Harari, tranquillo, ti mette comodo, smussa anche l’angolo, ti fotografa in poltrona anche se sei in piedi. Il suo mondo è un mondo di buoni. Alcuni cercano il limite, l’ansia, il difetto; Harari ammansisce anche i feroci. Troverebbe il lato gentile di Matteo Messina Denaro, quello dei selfie con i pazienti all’ospedale. Tutte le parole consumate per la fotografia di inchiesta, di denuncia, di critica sociale evaporano davanti ai ritratti di Harari. Tutti umani, troppo umani. Vicini. Mai sordidi, meschini, invidiosi. Harari non vede il lato nascosto, non vuole vederlo, non c’è. Egli fa che non ci sia. Il suo è il libro degli amici, che non tradiscono. E se tradiscono, tradiscono altri e altrove. Davanti a lui sono disarmati, sono disponibili, sono gentili. Difficile farsi un autoritratto. Come farebbe il passatore cortese a rapinarsi?

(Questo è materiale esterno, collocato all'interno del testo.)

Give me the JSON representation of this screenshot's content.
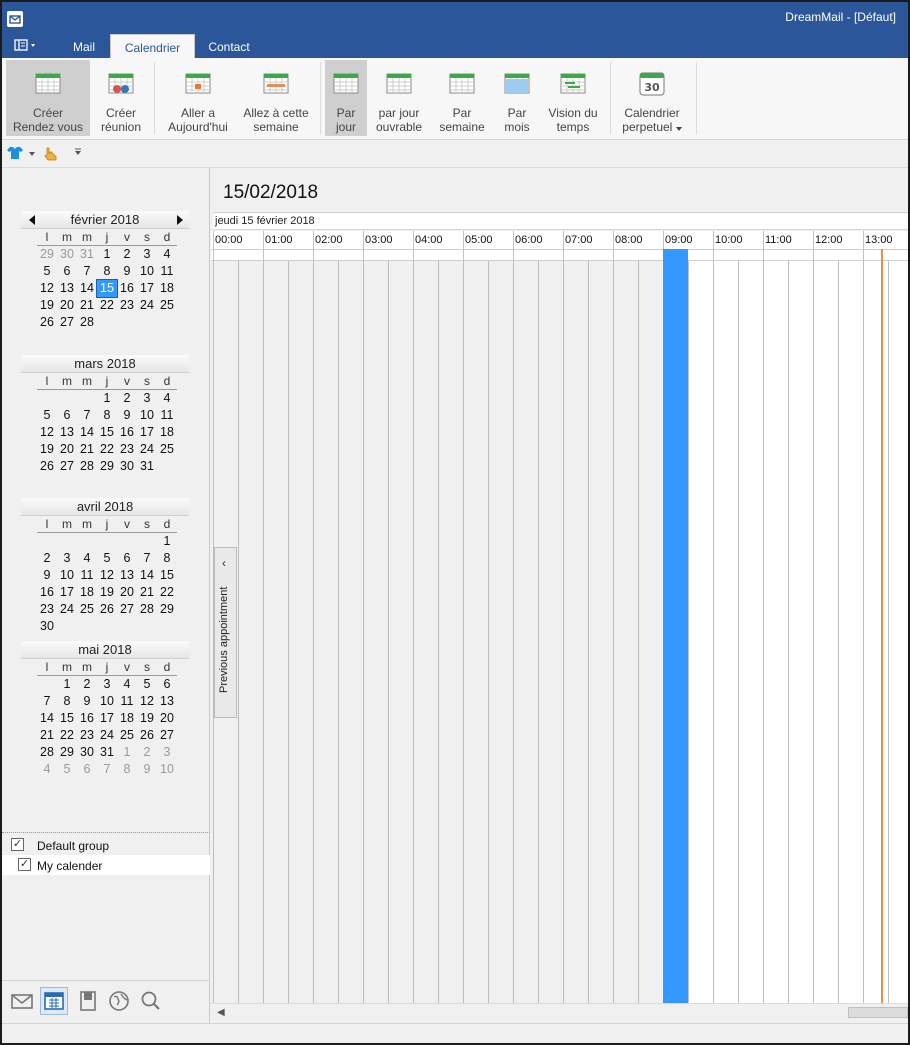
{
  "window": {
    "title": "DreamMail - [Défaut]"
  },
  "tabs": [
    "Mail",
    "Calendrier",
    "Contact"
  ],
  "active_tab": "Calendrier",
  "ribbon": [
    {
      "line1": "Créer",
      "line2": "Rendez vous",
      "icon": "calendar-add-icon",
      "pressed": true
    },
    {
      "line1": "Créer",
      "line2": "réunion",
      "icon": "meeting-icon",
      "pressed": false
    },
    {
      "line1": "Aller a",
      "line2": "Aujourd'hui",
      "icon": "calendar-today-icon",
      "pressed": false
    },
    {
      "line1": "Allez à cette",
      "line2": "semaine",
      "icon": "calendar-week-icon",
      "pressed": false
    },
    {
      "line1": "Par",
      "line2": "jour",
      "icon": "calendar-day-icon",
      "pressed": true
    },
    {
      "line1": "par jour",
      "line2": "ouvrable",
      "icon": "calendar-workday-icon",
      "pressed": false
    },
    {
      "line1": "Par",
      "line2": "semaine",
      "icon": "calendar-week-view-icon",
      "pressed": false
    },
    {
      "line1": "Par",
      "line2": "mois",
      "icon": "calendar-month-icon",
      "pressed": false
    },
    {
      "line1": "Vision du",
      "line2": "temps",
      "icon": "timeline-icon",
      "pressed": false
    },
    {
      "line1": "Calendrier",
      "line2": "perpetuel",
      "icon": "perpetual-calendar-icon",
      "pressed": false,
      "dropdown": true,
      "icon_text": "30"
    }
  ],
  "weekday_headers": [
    "l",
    "m",
    "m",
    "j",
    "v",
    "s",
    "d"
  ],
  "mini_calendars": [
    {
      "title": "février 2018",
      "nav": true,
      "rows": [
        [
          {
            "d": "29",
            "o": 1
          },
          {
            "d": "30",
            "o": 1
          },
          {
            "d": "31",
            "o": 1
          },
          {
            "d": "1"
          },
          {
            "d": "2"
          },
          {
            "d": "3"
          },
          {
            "d": "4"
          }
        ],
        [
          {
            "d": "5"
          },
          {
            "d": "6"
          },
          {
            "d": "7"
          },
          {
            "d": "8"
          },
          {
            "d": "9"
          },
          {
            "d": "10"
          },
          {
            "d": "11"
          }
        ],
        [
          {
            "d": "12"
          },
          {
            "d": "13"
          },
          {
            "d": "14"
          },
          {
            "d": "15",
            "t": 1
          },
          {
            "d": "16"
          },
          {
            "d": "17"
          },
          {
            "d": "18"
          }
        ],
        [
          {
            "d": "19"
          },
          {
            "d": "20"
          },
          {
            "d": "21"
          },
          {
            "d": "22"
          },
          {
            "d": "23"
          },
          {
            "d": "24"
          },
          {
            "d": "25"
          }
        ],
        [
          {
            "d": "26"
          },
          {
            "d": "27"
          },
          {
            "d": "28"
          },
          {
            "d": ""
          },
          {
            "d": ""
          },
          {
            "d": ""
          },
          {
            "d": ""
          }
        ]
      ]
    },
    {
      "title": "mars 2018",
      "nav": false,
      "rows": [
        [
          {
            "d": ""
          },
          {
            "d": ""
          },
          {
            "d": ""
          },
          {
            "d": "1"
          },
          {
            "d": "2"
          },
          {
            "d": "3"
          },
          {
            "d": "4"
          }
        ],
        [
          {
            "d": "5"
          },
          {
            "d": "6"
          },
          {
            "d": "7"
          },
          {
            "d": "8"
          },
          {
            "d": "9"
          },
          {
            "d": "10"
          },
          {
            "d": "11"
          }
        ],
        [
          {
            "d": "12"
          },
          {
            "d": "13"
          },
          {
            "d": "14"
          },
          {
            "d": "15"
          },
          {
            "d": "16"
          },
          {
            "d": "17"
          },
          {
            "d": "18"
          }
        ],
        [
          {
            "d": "19"
          },
          {
            "d": "20"
          },
          {
            "d": "21"
          },
          {
            "d": "22"
          },
          {
            "d": "23"
          },
          {
            "d": "24"
          },
          {
            "d": "25"
          }
        ],
        [
          {
            "d": "26"
          },
          {
            "d": "27"
          },
          {
            "d": "28"
          },
          {
            "d": "29"
          },
          {
            "d": "30"
          },
          {
            "d": "31"
          },
          {
            "d": ""
          }
        ]
      ]
    },
    {
      "title": "avril 2018",
      "nav": false,
      "rows": [
        [
          {
            "d": ""
          },
          {
            "d": ""
          },
          {
            "d": ""
          },
          {
            "d": ""
          },
          {
            "d": ""
          },
          {
            "d": ""
          },
          {
            "d": "1"
          }
        ],
        [
          {
            "d": "2"
          },
          {
            "d": "3"
          },
          {
            "d": "4"
          },
          {
            "d": "5"
          },
          {
            "d": "6"
          },
          {
            "d": "7"
          },
          {
            "d": "8"
          }
        ],
        [
          {
            "d": "9"
          },
          {
            "d": "10"
          },
          {
            "d": "11"
          },
          {
            "d": "12"
          },
          {
            "d": "13"
          },
          {
            "d": "14"
          },
          {
            "d": "15"
          }
        ],
        [
          {
            "d": "16"
          },
          {
            "d": "17"
          },
          {
            "d": "18"
          },
          {
            "d": "19"
          },
          {
            "d": "20"
          },
          {
            "d": "21"
          },
          {
            "d": "22"
          }
        ],
        [
          {
            "d": "23"
          },
          {
            "d": "24"
          },
          {
            "d": "25"
          },
          {
            "d": "26"
          },
          {
            "d": "27"
          },
          {
            "d": "28"
          },
          {
            "d": "29"
          }
        ],
        [
          {
            "d": "30"
          },
          {
            "d": ""
          },
          {
            "d": ""
          },
          {
            "d": ""
          },
          {
            "d": ""
          },
          {
            "d": ""
          },
          {
            "d": ""
          }
        ]
      ]
    },
    {
      "title": "mai 2018",
      "nav": false,
      "rows": [
        [
          {
            "d": ""
          },
          {
            "d": "1"
          },
          {
            "d": "2"
          },
          {
            "d": "3"
          },
          {
            "d": "4"
          },
          {
            "d": "5"
          },
          {
            "d": "6"
          }
        ],
        [
          {
            "d": "7"
          },
          {
            "d": "8"
          },
          {
            "d": "9"
          },
          {
            "d": "10"
          },
          {
            "d": "11"
          },
          {
            "d": "12"
          },
          {
            "d": "13"
          }
        ],
        [
          {
            "d": "14"
          },
          {
            "d": "15"
          },
          {
            "d": "16"
          },
          {
            "d": "17"
          },
          {
            "d": "18"
          },
          {
            "d": "19"
          },
          {
            "d": "20"
          }
        ],
        [
          {
            "d": "21"
          },
          {
            "d": "22"
          },
          {
            "d": "23"
          },
          {
            "d": "24"
          },
          {
            "d": "25"
          },
          {
            "d": "26"
          },
          {
            "d": "27"
          }
        ],
        [
          {
            "d": "28"
          },
          {
            "d": "29"
          },
          {
            "d": "30"
          },
          {
            "d": "31"
          },
          {
            "d": "1",
            "o": 1
          },
          {
            "d": "2",
            "o": 1
          },
          {
            "d": "3",
            "o": 1
          }
        ],
        [
          {
            "d": "4",
            "o": 1
          },
          {
            "d": "5",
            "o": 1
          },
          {
            "d": "6",
            "o": 1
          },
          {
            "d": "7",
            "o": 1
          },
          {
            "d": "8",
            "o": 1
          },
          {
            "d": "9",
            "o": 1
          },
          {
            "d": "10",
            "o": 1
          }
        ]
      ]
    }
  ],
  "groups": [
    {
      "label": "Default group",
      "checked": true
    },
    {
      "label": "My calender",
      "checked": true
    }
  ],
  "nav_icons": [
    "mail-icon",
    "calendar-icon",
    "contacts-book-icon",
    "rss-globe-icon",
    "search-icon"
  ],
  "main": {
    "date_title": "15/02/2018",
    "day_header": "jeudi 15 février 2018",
    "hours": [
      "00:00",
      "01:00",
      "02:00",
      "03:00",
      "04:00",
      "05:00",
      "06:00",
      "07:00",
      "08:00",
      "09:00",
      "10:00",
      "11:00",
      "12:00",
      "13:00"
    ],
    "selected_slot": "09:00",
    "previous_appointment": "Previous appointment"
  },
  "colors": {
    "title_bar": "#2b579a",
    "selection": "#3399ff",
    "now_line": "#e8904a"
  }
}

Tutto ciò non vuol dire che Harari eviti di indagare le profondità, intercettare i turbamenti e i pensieri oscuri. Ma il problema non è suo. A chi interessano i tormenti di Patti Smith? O di Bob Dylan? O di Dario Fo? O di Marcello Mastroianni? O di Enzo Jannacci? Ad Harari e a noi interessano l’intimità, la confidenza, la complicità di personaggi naturalmente lontani, che lui avvicina per noi. Sono la consuetudine, la confidenza che abbattono muri, distanze. Harari travolge la «turris eburnea» nella quale tutti noi ci rifugiamo. Ha le chiavi.

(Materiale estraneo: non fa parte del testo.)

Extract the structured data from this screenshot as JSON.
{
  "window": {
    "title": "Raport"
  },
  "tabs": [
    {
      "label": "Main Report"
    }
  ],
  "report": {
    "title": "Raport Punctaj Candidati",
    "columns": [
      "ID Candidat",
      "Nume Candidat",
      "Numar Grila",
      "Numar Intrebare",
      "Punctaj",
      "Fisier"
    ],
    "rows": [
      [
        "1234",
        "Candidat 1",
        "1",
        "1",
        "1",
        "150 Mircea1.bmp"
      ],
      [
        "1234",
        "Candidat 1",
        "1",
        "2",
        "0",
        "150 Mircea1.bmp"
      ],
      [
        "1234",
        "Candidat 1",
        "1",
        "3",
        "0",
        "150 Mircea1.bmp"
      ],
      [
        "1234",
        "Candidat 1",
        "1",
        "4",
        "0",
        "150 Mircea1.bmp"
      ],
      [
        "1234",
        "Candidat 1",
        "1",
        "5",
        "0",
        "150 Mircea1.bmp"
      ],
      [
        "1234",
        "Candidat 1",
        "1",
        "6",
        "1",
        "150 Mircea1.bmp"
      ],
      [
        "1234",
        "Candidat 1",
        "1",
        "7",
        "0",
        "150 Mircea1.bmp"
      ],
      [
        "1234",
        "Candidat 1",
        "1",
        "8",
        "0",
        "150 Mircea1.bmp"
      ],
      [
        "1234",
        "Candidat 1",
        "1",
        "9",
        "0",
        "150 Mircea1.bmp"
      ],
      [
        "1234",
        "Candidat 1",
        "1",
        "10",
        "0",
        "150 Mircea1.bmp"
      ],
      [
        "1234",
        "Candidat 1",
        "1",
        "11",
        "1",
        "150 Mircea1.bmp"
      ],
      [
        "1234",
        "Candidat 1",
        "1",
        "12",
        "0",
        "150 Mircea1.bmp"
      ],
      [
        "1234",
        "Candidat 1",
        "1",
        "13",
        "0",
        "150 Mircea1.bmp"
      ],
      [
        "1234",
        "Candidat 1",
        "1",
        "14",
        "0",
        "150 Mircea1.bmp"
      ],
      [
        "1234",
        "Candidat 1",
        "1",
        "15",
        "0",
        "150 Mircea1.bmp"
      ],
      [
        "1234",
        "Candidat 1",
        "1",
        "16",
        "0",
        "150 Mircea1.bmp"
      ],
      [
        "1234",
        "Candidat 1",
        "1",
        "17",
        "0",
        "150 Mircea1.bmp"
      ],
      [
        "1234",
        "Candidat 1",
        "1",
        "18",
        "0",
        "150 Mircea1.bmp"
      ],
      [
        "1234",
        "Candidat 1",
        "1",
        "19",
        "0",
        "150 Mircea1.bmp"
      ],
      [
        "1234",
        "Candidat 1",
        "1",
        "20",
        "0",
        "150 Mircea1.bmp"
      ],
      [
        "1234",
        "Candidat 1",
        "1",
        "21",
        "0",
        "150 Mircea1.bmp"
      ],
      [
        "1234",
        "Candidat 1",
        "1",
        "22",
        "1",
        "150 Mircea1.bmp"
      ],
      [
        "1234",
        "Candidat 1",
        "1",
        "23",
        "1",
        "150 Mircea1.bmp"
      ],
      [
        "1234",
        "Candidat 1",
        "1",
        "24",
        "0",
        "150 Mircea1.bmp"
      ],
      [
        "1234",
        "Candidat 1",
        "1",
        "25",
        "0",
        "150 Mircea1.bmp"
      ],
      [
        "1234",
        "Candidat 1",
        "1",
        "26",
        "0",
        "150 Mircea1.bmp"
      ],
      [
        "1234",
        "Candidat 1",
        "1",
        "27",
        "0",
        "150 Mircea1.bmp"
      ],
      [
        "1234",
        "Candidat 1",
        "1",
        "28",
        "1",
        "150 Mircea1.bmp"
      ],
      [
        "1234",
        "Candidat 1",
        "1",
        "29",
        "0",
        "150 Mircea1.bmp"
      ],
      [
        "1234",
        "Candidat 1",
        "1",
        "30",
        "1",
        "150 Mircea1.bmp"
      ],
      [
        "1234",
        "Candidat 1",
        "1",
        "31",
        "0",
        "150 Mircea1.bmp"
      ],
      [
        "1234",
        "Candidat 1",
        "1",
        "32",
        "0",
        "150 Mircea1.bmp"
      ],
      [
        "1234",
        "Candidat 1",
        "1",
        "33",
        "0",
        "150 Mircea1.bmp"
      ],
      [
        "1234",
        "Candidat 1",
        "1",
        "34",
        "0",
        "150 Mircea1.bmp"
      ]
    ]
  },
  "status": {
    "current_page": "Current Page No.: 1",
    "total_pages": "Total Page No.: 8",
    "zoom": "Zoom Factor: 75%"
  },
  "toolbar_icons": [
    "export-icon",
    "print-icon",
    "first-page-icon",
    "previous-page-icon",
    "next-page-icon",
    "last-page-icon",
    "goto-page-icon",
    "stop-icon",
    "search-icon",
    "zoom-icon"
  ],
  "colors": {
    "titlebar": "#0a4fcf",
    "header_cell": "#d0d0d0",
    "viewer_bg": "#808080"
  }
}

Ecco: le sue fotografie sono le chiavi con le quali entra nella nostra intimità. E la rivela. Rivelazioni dunque sono le sue fotografie. Non va bene per i giornali, Harari, perché il suo non è il tempo delle cronache. È il tempo della nostra essenza felice, l’unica per cui vale la pena di vivere, l’unica per cui abbiano significato la gloria, la fama, il successo. E quando li hai, non hai diritto di lamentarti, di stare male. Con Harari tutti ridono. Ti guardano tristi coloro ai quali non è successo niente. Come scrive Montale a Esterina, minacciata dai suoi vent’anni: «Ti guardiamo noi, della razza di chi rimane a terra». Harari lo conferma, fotografandola: «Hai ben ragione tu! / Non turbare / di ubbie il sorridente presente. / La tua gaiezza impegna già il futuro / ed un crollar di spalle/dirocca i fortilizi / del tuo domani oscuro. / T’alzi e t’avanzi sul ponticello / esiguo, sopra il gorgo che stride: / il tuo profilo d’incide / su uno sfondo di perla. / Esiti a sommo del tremulo asse, / poi ridi, e come spiccata da un vento / t’abbatti fra le braccia / del tuo divino amico che t’afferra». Ecco: Harari.